The contempt and disregard for workers’ lives shown by the company is in keeping with its business model, which is to pressure low-paid, precariously employed workers to bring in bumper profits. La Vie en Rose outsources its product manufacturing to countries—usually Bangladesh and China—that notoriously place workers in horrific and often fatal working conditions.

Aurélie Daoust-Lalande, vice-president of strategy and development at La Vie en Rose, stated in a 2019 interview, “We have the ambitious goal of doubling the size and profitability of the company by 2022, and our expansion outside of Canada will definitely play a major role in achieving this objective.”

Apparently, the only way to continue on a path to meet these targets is to continuously exploit overseas garment workers and further cut the already meagre earnings of its working-class staff in Canada.
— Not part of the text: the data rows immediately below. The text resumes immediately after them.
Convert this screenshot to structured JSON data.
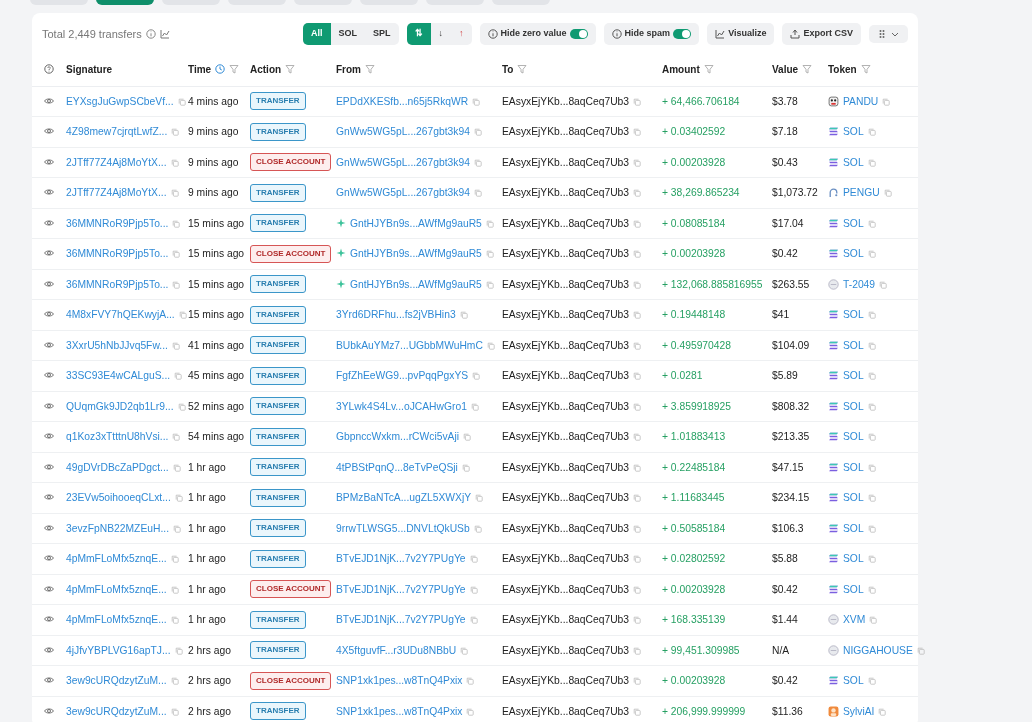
{
  "tabs": [
    {
      "selected": false
    },
    {
      "selected": true
    },
    {
      "selected": false
    },
    {
      "selected": false
    },
    {
      "selected": false
    },
    {
      "selected": false
    },
    {
      "selected": false
    },
    {
      "selected": false
    }
  ],
  "summary": {
    "total": "Total 2,449 transfers"
  },
  "filters": [
    {
      "label": "All",
      "selected": true
    },
    {
      "label": "SOL",
      "selected": false
    },
    {
      "label": "SPL",
      "selected": false
    }
  ],
  "directions": [
    {
      "label": "⇅",
      "kind": "both",
      "selected": true
    },
    {
      "label": "↓",
      "kind": "in",
      "selected": false
    },
    {
      "label": "↑",
      "kind": "out",
      "selected": false
    }
  ],
  "toggles": [
    {
      "label": "Hide zero value",
      "on": true
    },
    {
      "label": "Hide spam",
      "on": true
    }
  ],
  "actions": [
    {
      "label": "Visualize",
      "kind": "chart"
    },
    {
      "label": "Export CSV",
      "kind": "export"
    }
  ],
  "columns": [
    {
      "label": "Signature",
      "clock": false
    },
    {
      "label": "Time",
      "clock": true
    },
    {
      "label": "Action",
      "clock": false
    },
    {
      "label": "From",
      "clock": false
    },
    {
      "label": "To",
      "clock": false
    },
    {
      "label": "Amount",
      "clock": false
    },
    {
      "label": "Value",
      "clock": false
    },
    {
      "label": "Token",
      "clock": false
    }
  ],
  "rows": [
    {
      "signature": "EYXsgJuGwpSCbeVf...",
      "time": "4 mins ago",
      "action": {
        "label": "TRANSFER",
        "kind": "transfer"
      },
      "from": "EPDdXKESfb...n65j5RkqWR",
      "from_icon": false,
      "to": "EAsyxEjYKb...8aqCeq7Ub3",
      "amount": "+ 64,466.706184",
      "value": "$3.78",
      "token": {
        "label": "PANDU",
        "kind": "pandu"
      }
    },
    {
      "signature": "4Z98mew7cjrqtLwfZ...",
      "time": "9 mins ago",
      "action": {
        "label": "TRANSFER",
        "kind": "transfer"
      },
      "from": "GnWw5WG5pL...267gbt3k94",
      "from_icon": false,
      "to": "EAsyxEjYKb...8aqCeq7Ub3",
      "amount": "+ 0.03402592",
      "value": "$7.18",
      "token": {
        "label": "SOL",
        "kind": "sol"
      }
    },
    {
      "signature": "2JTff77Z4Aj8MoYtX...",
      "time": "9 mins ago",
      "action": {
        "label": "CLOSE ACCOUNT",
        "kind": "close"
      },
      "from": "GnWw5WG5pL...267gbt3k94",
      "from_icon": false,
      "to": "EAsyxEjYKb...8aqCeq7Ub3",
      "amount": "+ 0.00203928",
      "value": "$0.43",
      "token": {
        "label": "SOL",
        "kind": "sol"
      }
    },
    {
      "signature": "2JTff77Z4Aj8MoYtX...",
      "time": "9 mins ago",
      "action": {
        "label": "TRANSFER",
        "kind": "transfer"
      },
      "from": "GnWw5WG5pL...267gbt3k94",
      "from_icon": false,
      "to": "EAsyxEjYKb...8aqCeq7Ub3",
      "amount": "+ 38,269.865234",
      "value": "$1,073.72",
      "token": {
        "label": "PENGU",
        "kind": "pengu"
      }
    },
    {
      "signature": "36MMNRoR9Pjp5To...",
      "time": "15 mins ago",
      "action": {
        "label": "TRANSFER",
        "kind": "transfer"
      },
      "from": "GntHJYBn9s...AWfMg9auR5",
      "from_icon": true,
      "to": "EAsyxEjYKb...8aqCeq7Ub3",
      "amount": "+ 0.08085184",
      "value": "$17.04",
      "token": {
        "label": "SOL",
        "kind": "sol"
      }
    },
    {
      "signature": "36MMNRoR9Pjp5To...",
      "time": "15 mins ago",
      "action": {
        "label": "CLOSE ACCOUNT",
        "kind": "close"
      },
      "from": "GntHJYBn9s...AWfMg9auR5",
      "from_icon": true,
      "to": "EAsyxEjYKb...8aqCeq7Ub3",
      "amount": "+ 0.00203928",
      "value": "$0.42",
      "token": {
        "label": "SOL",
        "kind": "sol"
      }
    },
    {
      "signature": "36MMNRoR9Pjp5To...",
      "time": "15 mins ago",
      "action": {
        "label": "TRANSFER",
        "kind": "transfer"
      },
      "from": "GntHJYBn9s...AWfMg9auR5",
      "from_icon": true,
      "to": "EAsyxEjYKb...8aqCeq7Ub3",
      "amount": "+ 132,068.885816955",
      "value": "$263.55",
      "token": {
        "label": "T-2049",
        "kind": "generic"
      }
    },
    {
      "signature": "4M8xFVY7hQEKwyjA...",
      "time": "15 mins ago",
      "action": {
        "label": "TRANSFER",
        "kind": "transfer"
      },
      "from": "3Yrd6DRFhu...fs2jVBHin3",
      "from_icon": false,
      "to": "EAsyxEjYKb...8aqCeq7Ub3",
      "amount": "+ 0.19448148",
      "value": "$41",
      "token": {
        "label": "SOL",
        "kind": "sol"
      }
    },
    {
      "signature": "3XxrU5hNbJJvq5Fw...",
      "time": "41 mins ago",
      "action": {
        "label": "TRANSFER",
        "kind": "transfer"
      },
      "from": "BUbkAuYMz7...UGbbMWuHmC",
      "from_icon": false,
      "to": "EAsyxEjYKb...8aqCeq7Ub3",
      "amount": "+ 0.495970428",
      "value": "$104.09",
      "token": {
        "label": "SOL",
        "kind": "sol"
      }
    },
    {
      "signature": "33SC93E4wCALguS...",
      "time": "45 mins ago",
      "action": {
        "label": "TRANSFER",
        "kind": "transfer"
      },
      "from": "FgfZhEeWG9...pvPqqPgxYS",
      "from_icon": false,
      "to": "EAsyxEjYKb...8aqCeq7Ub3",
      "amount": "+ 0.0281",
      "value": "$5.89",
      "token": {
        "label": "SOL",
        "kind": "sol"
      }
    },
    {
      "signature": "QUqmGk9JD2qb1Lr9...",
      "time": "52 mins ago",
      "action": {
        "label": "TRANSFER",
        "kind": "transfer"
      },
      "from": "3YLwk4S4Lv...oJCAHwGro1",
      "from_icon": false,
      "to": "EAsyxEjYKb...8aqCeq7Ub3",
      "amount": "+ 3.859918925",
      "value": "$808.32",
      "token": {
        "label": "SOL",
        "kind": "sol"
      }
    },
    {
      "signature": "q1Koz3xTtttnU8hVsi...",
      "time": "54 mins ago",
      "action": {
        "label": "TRANSFER",
        "kind": "transfer"
      },
      "from": "GbpnccWxkm...rCWci5vAji",
      "from_icon": false,
      "to": "EAsyxEjYKb...8aqCeq7Ub3",
      "amount": "+ 1.01883413",
      "value": "$213.35",
      "token": {
        "label": "SOL",
        "kind": "sol"
      }
    },
    {
      "signature": "49gDVrDBcZaPDgct...",
      "time": "1 hr ago",
      "action": {
        "label": "TRANSFER",
        "kind": "transfer"
      },
      "from": "4tPBStPqnQ...8eTvPeQSji",
      "from_icon": false,
      "to": "EAsyxEjYKb...8aqCeq7Ub3",
      "amount": "+ 0.22485184",
      "value": "$47.15",
      "token": {
        "label": "SOL",
        "kind": "sol"
      }
    },
    {
      "signature": "23EVw5oihooeqCLxt...",
      "time": "1 hr ago",
      "action": {
        "label": "TRANSFER",
        "kind": "transfer"
      },
      "from": "BPMzBaNTcA...ugZL5XWXjY",
      "from_icon": false,
      "to": "EAsyxEjYKb...8aqCeq7Ub3",
      "amount": "+ 1.11683445",
      "value": "$234.15",
      "token": {
        "label": "SOL",
        "kind": "sol"
      }
    },
    {
      "signature": "3evzFpNB22MZEuH...",
      "time": "1 hr ago",
      "action": {
        "label": "TRANSFER",
        "kind": "transfer"
      },
      "from": "9rrwTLWSG5...DNVLtQkUSb",
      "from_icon": false,
      "to": "EAsyxEjYKb...8aqCeq7Ub3",
      "amount": "+ 0.50585184",
      "value": "$106.3",
      "token": {
        "label": "SOL",
        "kind": "sol"
      }
    },
    {
      "signature": "4pMmFLoMfx5znqE...",
      "time": "1 hr ago",
      "action": {
        "label": "TRANSFER",
        "kind": "transfer"
      },
      "from": "BTvEJD1NjK...7v2Y7PUgYe",
      "from_icon": false,
      "to": "EAsyxEjYKb...8aqCeq7Ub3",
      "amount": "+ 0.02802592",
      "value": "$5.88",
      "token": {
        "label": "SOL",
        "kind": "sol"
      }
    },
    {
      "signature": "4pMmFLoMfx5znqE...",
      "time": "1 hr ago",
      "action": {
        "label": "CLOSE ACCOUNT",
        "kind": "close"
      },
      "from": "BTvEJD1NjK...7v2Y7PUgYe",
      "from_icon": false,
      "to": "EAsyxEjYKb...8aqCeq7Ub3",
      "amount": "+ 0.00203928",
      "value": "$0.42",
      "token": {
        "label": "SOL",
        "kind": "sol"
      }
    },
    {
      "signature": "4pMmFLoMfx5znqE...",
      "time": "1 hr ago",
      "action": {
        "label": "TRANSFER",
        "kind": "transfer"
      },
      "from": "BTvEJD1NjK...7v2Y7PUgYe",
      "from_icon": false,
      "to": "EAsyxEjYKb...8aqCeq7Ub3",
      "amount": "+ 168.335139",
      "value": "$1.44",
      "token": {
        "label": "XVM",
        "kind": "generic"
      }
    },
    {
      "signature": "4jJfvYBPLVG16apTJ...",
      "time": "2 hrs ago",
      "action": {
        "label": "TRANSFER",
        "kind": "transfer"
      },
      "from": "4X5ftguvfF...r3UDu8NBbU",
      "from_icon": false,
      "to": "EAsyxEjYKb...8aqCeq7Ub3",
      "amount": "+ 99,451.309985",
      "value": "N/A",
      "token": {
        "label": "NIGGAHOUSE",
        "kind": "generic"
      }
    },
    {
      "signature": "3ew9cURQdzytZuM...",
      "time": "2 hrs ago",
      "action": {
        "label": "CLOSE ACCOUNT",
        "kind": "close"
      },
      "from": "SNP1xk1pes...w8TnQ4Pxix",
      "from_icon": false,
      "to": "EAsyxEjYKb...8aqCeq7Ub3",
      "amount": "+ 0.00203928",
      "value": "$0.42",
      "token": {
        "label": "SOL",
        "kind": "sol"
      }
    },
    {
      "signature": "3ew9cURQdzytZuM...",
      "time": "2 hrs ago",
      "action": {
        "label": "TRANSFER",
        "kind": "transfer"
      },
      "from": "SNP1xk1pes...w8TnQ4Pxix",
      "from_icon": false,
      "to": "EAsyxEjYKb...8aqCeq7Ub3",
      "amount": "+ 206,999.999999",
      "value": "$11.36",
      "token": {
        "label": "SylviAI",
        "kind": "sylvi"
      }
    }
  ]
}
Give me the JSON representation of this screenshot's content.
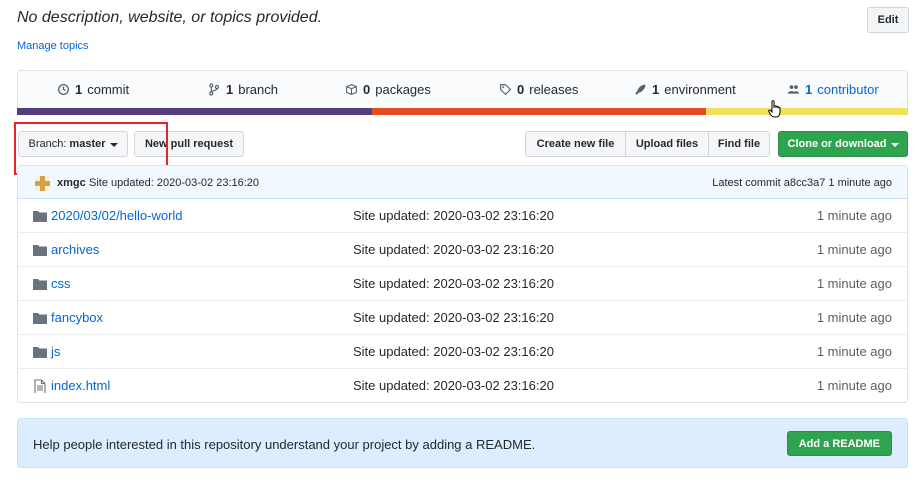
{
  "repo": {
    "description": "No description, website, or topics provided.",
    "manage_topics": "Manage topics",
    "edit_label": "Edit"
  },
  "stats": [
    {
      "count": "1",
      "label": "commit",
      "icon": "history-icon"
    },
    {
      "count": "1",
      "label": "branch",
      "icon": "branch-icon"
    },
    {
      "count": "0",
      "label": "packages",
      "icon": "package-icon"
    },
    {
      "count": "0",
      "label": "releases",
      "icon": "tag-icon"
    },
    {
      "count": "1",
      "label": "environment",
      "icon": "rocket-icon"
    },
    {
      "count": "1",
      "label": "contributor",
      "icon": "people-icon"
    }
  ],
  "language_colors": [
    "#563d7c",
    "#e34c26",
    "#f1e05a"
  ],
  "language_shares": [
    0.398,
    0.375,
    0.227
  ],
  "toolbar": {
    "branch_prefix": "Branch:",
    "branch_name": "master",
    "new_pull_request": "New pull request",
    "create_new_file": "Create new file",
    "upload_files": "Upload files",
    "find_file": "Find file",
    "clone_or_download": "Clone or download"
  },
  "latest_commit": {
    "author": "xmgc",
    "message": "Site updated: 2020-03-02 23:16:20",
    "prefix": "Latest commit",
    "sha": "a8cc3a7",
    "age": "1 minute ago"
  },
  "files": [
    {
      "type": "dir",
      "name": "2020/03/02/hello-world",
      "message": "Site updated: 2020-03-02 23:16:20",
      "age": "1 minute ago"
    },
    {
      "type": "dir",
      "name": "archives",
      "message": "Site updated: 2020-03-02 23:16:20",
      "age": "1 minute ago"
    },
    {
      "type": "dir",
      "name": "css",
      "message": "Site updated: 2020-03-02 23:16:20",
      "age": "1 minute ago"
    },
    {
      "type": "dir",
      "name": "fancybox",
      "message": "Site updated: 2020-03-02 23:16:20",
      "age": "1 minute ago"
    },
    {
      "type": "dir",
      "name": "js",
      "message": "Site updated: 2020-03-02 23:16:20",
      "age": "1 minute ago"
    },
    {
      "type": "file",
      "name": "index.html",
      "message": "Site updated: 2020-03-02 23:16:20",
      "age": "1 minute ago"
    }
  ],
  "readme": {
    "text": "Help people interested in this repository understand your project by adding a README.",
    "button": "Add a README"
  },
  "colors": {
    "accent_link": "#0366d6",
    "green": "#2ea44f",
    "highlight_border": "#e0262b"
  }
}
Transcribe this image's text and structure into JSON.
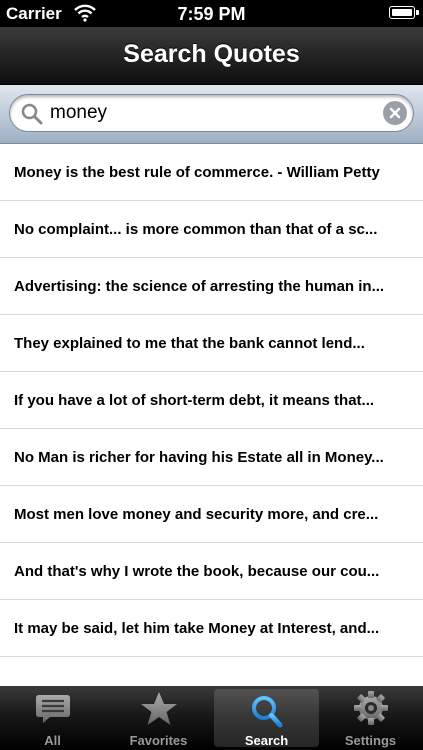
{
  "status_bar": {
    "carrier": "Carrier",
    "time": "7:59 PM"
  },
  "nav": {
    "title": "Search Quotes"
  },
  "search": {
    "value": "money"
  },
  "results": [
    "Money is the best rule of commerce. - William Petty",
    "No complaint... is more common than that of a sc...",
    "Advertising: the science of arresting the human in...",
    "They explained to me that the bank cannot lend...",
    "If you have a lot of short-term debt, it means that...",
    "No Man is richer for having his Estate all in Money...",
    "Most men love money and security more, and cre...",
    "And that's why I wrote the book, because our cou...",
    "It may be said, let him take Money at Interest, and..."
  ],
  "tabs": [
    {
      "label": "All",
      "icon": "quote-bubble-icon"
    },
    {
      "label": "Favorites",
      "icon": "star-icon"
    },
    {
      "label": "Search",
      "icon": "search-icon",
      "selected": true
    },
    {
      "label": "Settings",
      "icon": "gear-icon"
    }
  ]
}
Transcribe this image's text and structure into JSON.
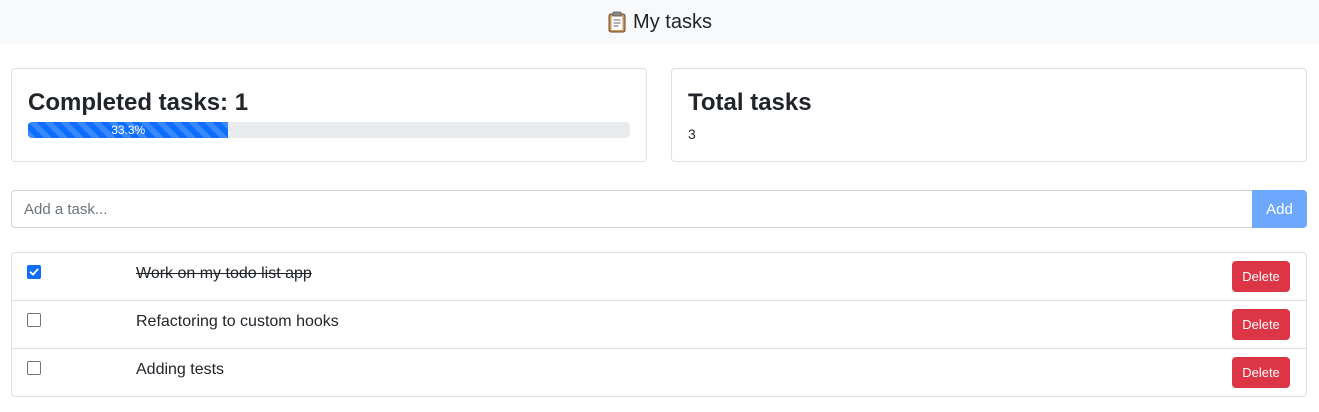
{
  "header": {
    "title": "My tasks",
    "icon": "clipboard-icon"
  },
  "completed_card": {
    "title": "Completed tasks: 1",
    "progress_label": "33.3%",
    "progress_fraction": 0.333,
    "bar_color": "#0d6efd"
  },
  "total_card": {
    "title": "Total tasks",
    "value": "3"
  },
  "add_form": {
    "placeholder": "Add a task...",
    "button_label": "Add",
    "button_color": "#6ea8fe"
  },
  "tasks": [
    {
      "text": "Work on my todo list app",
      "completed": true,
      "delete_label": "Delete"
    },
    {
      "text": "Refactoring to custom hooks",
      "completed": false,
      "delete_label": "Delete"
    },
    {
      "text": "Adding tests",
      "completed": false,
      "delete_label": "Delete"
    }
  ],
  "colors": {
    "delete": "#dc3545",
    "header_bg": "#f8f9fa"
  }
}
The fate of La Vie en Rose employees is common to workers across the retail sector. Grocery store workers, many of whom also earn the minimum wage, were given a C$2 per hour bonus by the major grocery store chains at the beginning of the pandemic. While this was presented in the media as a kind employer gesture, it was in reality motivated by management fears that if they didn’t provide a temporary pay increase, workers might conclude they would be better off staying home and claiming the meagre CERB than risking their lives for a minimum wage job. Having seen their profits jump during the pandemic as sales increased, the grocery store chains scrapped the C$2 bonus once the Liberal-led back-to-work campaign gathered pace (See: “Canada’s grocery chains slash wages as pandemic continues to rage”).

* Workers’ names have been changed to protect them from company reprisals.